Border: Part art-film, part-creature feature from author of Let the Right One In
By Karen Gordon
Rating: B-plus
Border, which won the Un Certain Regard award at Cannes this year - and is also Sweden’s submission to the Oscars - is the kind of movie that makes you ask, ‘Did I really just see that?’ The film walks the line between art-film and creature-feature, and yet in its bizarreness raises some really interesting ideas.
The source material is a short story by Swedish novelist and screenwriter John Ajvide Lindqvist, whose novel Let the Right One In, was made into one of the most interesting horror movies of the past decade. Lindqvist wrote the screenplay adaptation, and he’s one of the writers who adapted Border. It’s clear Lindqvist has a thing for outsiders, both human and mythological, trying to get by in a working-class world.
That’s where we meet Tina (Eva Melander). She works for the Swedish border agency as a security guard in an airport. But from the first moment we see her, our question is, who IS she? Tina looks like she’s part Neanderthal, and there’s a dull, brutish quality to her. She’s square and stocky and walks with an awkward shuffling gait, as if, with every step, she is having a disagreement with gravity.
She might look dull, but she’s really good at her job. Tina, it turns out, says she can smell out guilt and fear. Is it true? Whatever is really going on, she has the respect of her colleagues. What she doesn’t seem to have is a more nuanced sense of human behavior, or a sense of humour. There’s a heavy, deliberateness to what we see of her.
But in spite of her oddness, she’s not isolated. She has a life. She visits a couple who live near her and have recently had a child. She visits her father who, despite descending into dementia, worries about her and whether her live in boyfriend is taking advantage of her. And then she goes home to that boyfriend. It’s a routine, just like any other person’s.
Two things disrupt that routine and ultimately her life. First, she stops a man who is concealing a small computer drive with child pornography on it. Tina’s boss, impressed by the way she sniffed out this perp, wants her to stay on the case. This is something new. Tina will work with an undercover officer to see if they can discover who is making the pornography,
The second man she stops, rattles Tina. For the first time, she sees someone who looks like her. It’s not clear what she’s sniffed out about him because a check of bag doesn’t reveal anything illegal, but he has an unsettling manner.
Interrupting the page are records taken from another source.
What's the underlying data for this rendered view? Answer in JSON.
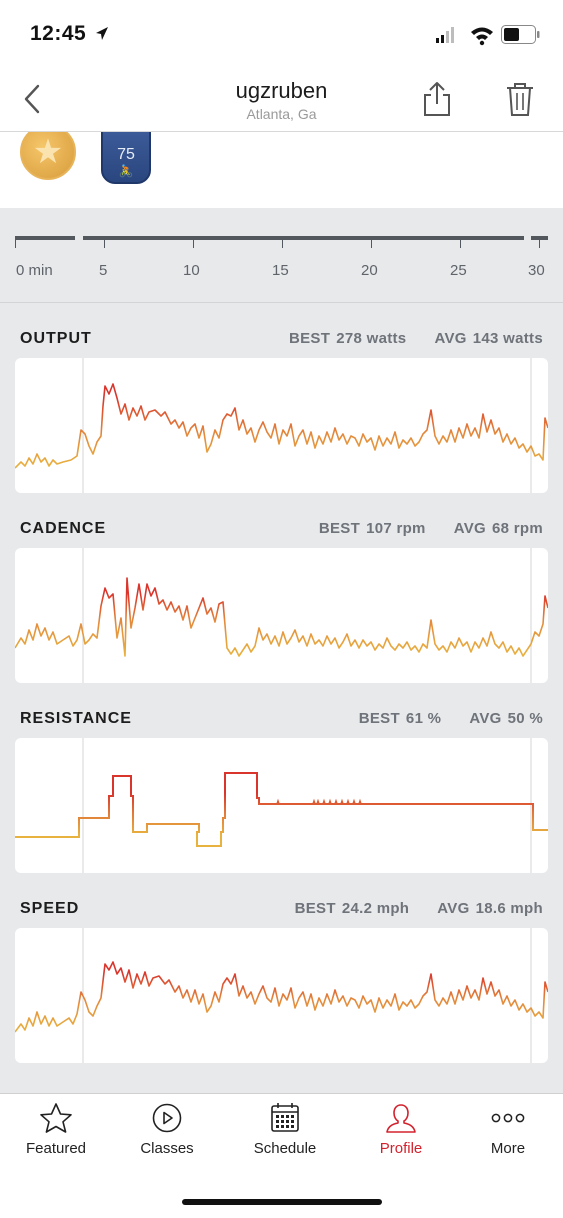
{
  "status_bar": {
    "time": "12:45",
    "icons": [
      "location-arrow-icon",
      "signal-icon",
      "wifi-icon",
      "battery-icon"
    ]
  },
  "header": {
    "title": "ugzruben",
    "subtitle": "Atlanta, Ga",
    "icons": [
      "back-chevron-icon",
      "share-icon",
      "trash-icon"
    ]
  },
  "badges": [
    {
      "icon": "gold-star-badge-icon"
    },
    {
      "icon": "blue-ride-count-badge-icon",
      "value": "75"
    }
  ],
  "timeline": {
    "labels": [
      "0 min",
      "5",
      "10",
      "15",
      "20",
      "25",
      "30"
    ]
  },
  "metrics": [
    {
      "name": "OUTPUT",
      "best_label": "BEST",
      "best_value": "278 watts",
      "avg_label": "AVG",
      "avg_value": "143 watts"
    },
    {
      "name": "CADENCE",
      "best_label": "BEST",
      "best_value": "107 rpm",
      "avg_label": "AVG",
      "avg_value": "68 rpm"
    },
    {
      "name": "RESISTANCE",
      "best_label": "BEST",
      "best_value": "61 %",
      "avg_label": "AVG",
      "avg_value": "50 %"
    },
    {
      "name": "SPEED",
      "best_label": "BEST",
      "best_value": "24.2 mph",
      "avg_label": "AVG",
      "avg_value": "18.6 mph"
    }
  ],
  "tabs": [
    {
      "label": "Featured",
      "icon": "star-icon",
      "active": false
    },
    {
      "label": "Classes",
      "icon": "play-circle-icon",
      "active": false
    },
    {
      "label": "Schedule",
      "icon": "calendar-icon",
      "active": false
    },
    {
      "label": "Profile",
      "icon": "profile-icon",
      "active": true
    },
    {
      "label": "More",
      "icon": "more-dots-icon",
      "active": false
    }
  ],
  "colors": {
    "accent": "#d3222d",
    "line_low": "#e8b23f",
    "line_high": "#d9352c",
    "background_gray": "#e8e9eb"
  }
}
His interactions with her are sexually charged, and creepily so. Tina is intrigued. She knows his name is Vore (Eero Milonoff) and that he’s staying at a local hostel, and on her off hours goes to visit him. There’s not much about him that reads as normal and yet she’s drawn to him and soon offers to let him stay at a guest house on her property.
There are lots of things going on in this film, from the normal to the creepy to the very strange. There’s a sex scene that is already legendary for its oddness, and will be found off-putting by some. But for those of us who stay with it, what’s remarkable about the film is that, even amid the oddness, the movie stays so grounded, and raises so many questions.
There’s lots of credit to go around on this front. Foremost is the work of actors Melander and Milonoff, who play Tina and Vore respectively. They embody what happens when actors fully commit. They play their odd characters as if they’d lived in their skins forever.
Iranian-Swedish director Ali Abbasi succeeds in keeping the film feeling like more like a drama, than an oddity or an arty creature feature.
You can read a lot into Tina’s arc through the film: everything from the obvious issues of personal identity, of nature versus nurture, to a woman who lives life on her own terms.
Border is more resonant than you’d expect, and one of the oddest movies of the year.